I PERSONAGGI DI ASHURA


PALUDE FANGOSA


KORRIGHAN

Mastro Korrighan è una delle più antiche creature che camminano sul suolo di Ashura. Egli è infatti un Vordak e la natura stessa della sua identità lascia supporre che rispondano al vero le sue stesse pretese di immortalità. In ogni caso, egli si vanta di essere al mondo fin dal momento della sua creazione ed è piuttosto parco di parole. Ha raccontato qualcosa di se e del passato di Ashura al cacciatore Turpino, che condivide con lui il territorio infido della Palude Fangosa. Ma di quanto ha raccontato, occorre filtrare la verità dall'inganno. Grazie alla testimonianza del cacciatore, tuttavia sappiamo che almeno una parte della sua storia risponde al vero e che il Vordak è effettivamente uno dei pochi superstiti viventi che hanno visto l'ascesa del demone A'akk-Zul e le lotte fratricide delle razze senzienti, in nome dell'abuso e dell'egoismo (questa storia è narrata in un'epica Saga tuttora in corso).

A quanto pare, lo stesso Korrighan era a suo tempo uno dei ministri del culto di A'akk-Zul – e forse da questo derivano il suo potere e la sua longevità – ma, accortosi che il male primordiale dispensava soltanto un'effimera immortalità spettrale, prese le distanze dalla setta di cui facevano parte la millenaria Emerencia e suo fratello Nystrand e si ritirò a vivere nel luogo più inospitale di Ashura, per meditare in solitudine sui suoi trascorsi e sulla natura delle cose. E quel luogo era la Palude Fangosa, in cui il vordak rintracciò una caverna spettrale che faceva al caso suo e in cui prese dimora: la Grotta del Tormento.

Sperava, così facendo, di non essere mai più costretto ad avere a che fare con gli esseri senzienti – elfi, umani o fatati ben poco importa, che tutti alla fine sono schiavi delle loro pessime abitudini! – e nei lunghi millennii trascorsi in silenzio, con la sola compagnia degli animali della palude, è assai cresciuto in saggezza ed ora agli oscuri poteri del passato affianca conoscenze derivanti dall'osservazione dei cicli della terra e delle stagioni.
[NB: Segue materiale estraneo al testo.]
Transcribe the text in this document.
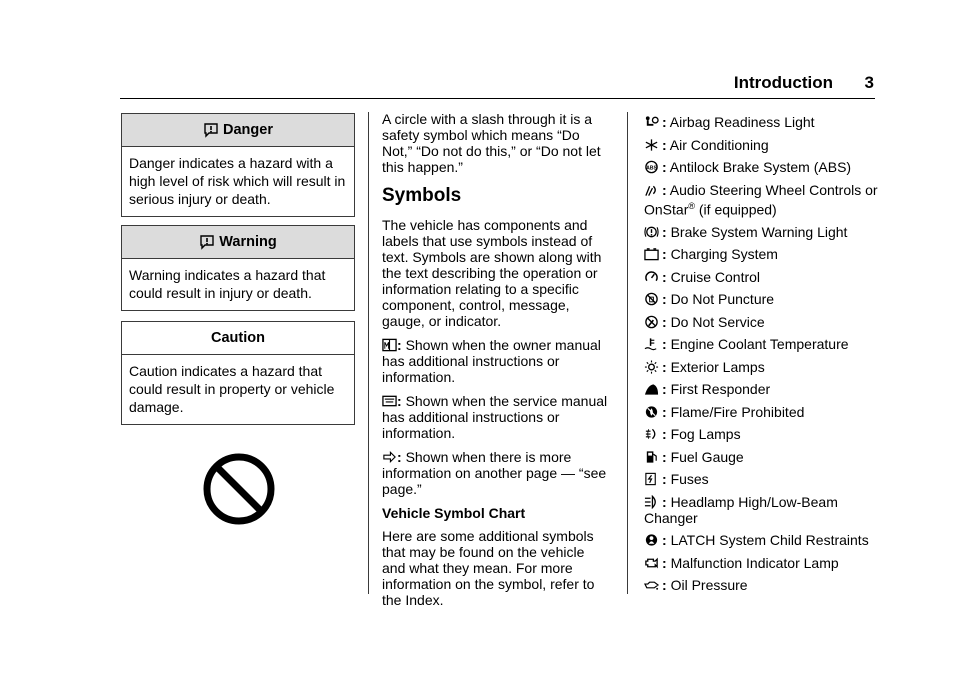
Introduction 3
Danger
Danger indicates a hazard with a high level of risk which will result in serious injury or death.
Warning
Warning indicates a hazard that could result in injury or death.
Caution
Caution indicates a hazard that could result in property or vehicle damage.

A circle with a slash through it is a safety symbol which means “Do Not,” “Do not do this,” or “Do not let this happen.”

Symbols

The vehicle has components and labels that use symbols instead of text. Symbols are shown along with the text describing the operation or information relating to a specific component, control, message, gauge, or indicator.

: Shown when the owner manual has additional instructions or information.

: Shown when the service manual has additional instructions or information.

: Shown when there is more information on another page — “see page.”

Vehicle Symbol Chart

Here are some additional symbols that may be found on the vehicle and what they mean. For more information on the symbol, refer to the Index.

: Airbag Readiness Light
: Air Conditioning
ABS : Antilock Brake System (ABS)
: Audio Steering Wheel Controls or OnStar® (if equipped)
: Brake System Warning Light
: Charging System
: Cruise Control
: Do Not Puncture
: Do Not Service
: Engine Coolant Temperature
: Exterior Lamps
: First Responder
: Flame/Fire Prohibited
: Fog Lamps
: Fuel Gauge
: Fuses
: Headlamp High/Low-Beam Changer
: LATCH System Child Restraints
: Malfunction Indicator Lamp
: Oil Pressure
Per molte ere riuscì nel suo intento e nessuno venne a turbare le sue meditazioni solitarie, almeno fintanto che la temibile tribù Malulu non venne a stanziarsi tra la lussureggiante vegetazione dell'unico rilievo che affianca la palude vera e propria. A quanto si dice quella stessa tribù, le cui orribili abitudini antropofaghe la ricollegano al culto di A'akk-Zul, potrebbe essere venuta a stanziarsi in palude proprio seguendo le tracce di energie sottili, lasciate dal Vordak nella Trama del pianeta.

Non si sa bene quello che accadde in seguito, ma di certo Korrighan era divenuto assai potente e forse riuscì a non farsi trovare... oppure – e questa è l'ipotesi più attendibile – riuscì ad incutere un tale timore reverenziale in quella gente primitiva, che nessuno osò più disturbarlo. E' un dato di fatto che – a tutt'oggi – i Malulu siano assai restii ad allontanarsi dal loro eremo.

La solitudine di Korrighan rimase dunque indisturbata, fino all'arrivo – in epoca contemporanea - dell'ardimentoso cacciatore Turpino, stabilitosi in un capannotto palustre. Il Vordak ha preso stranamente in simpatia questo forzato “vicino di casa”, forse perchè il cacciatore è – al par suo - un individuo solitario, che ama spendere poche parole e concentrarsi invece nell'ascolto degli insegnamenti di quella grande maestra di vita che è la selvaggia natura della palude.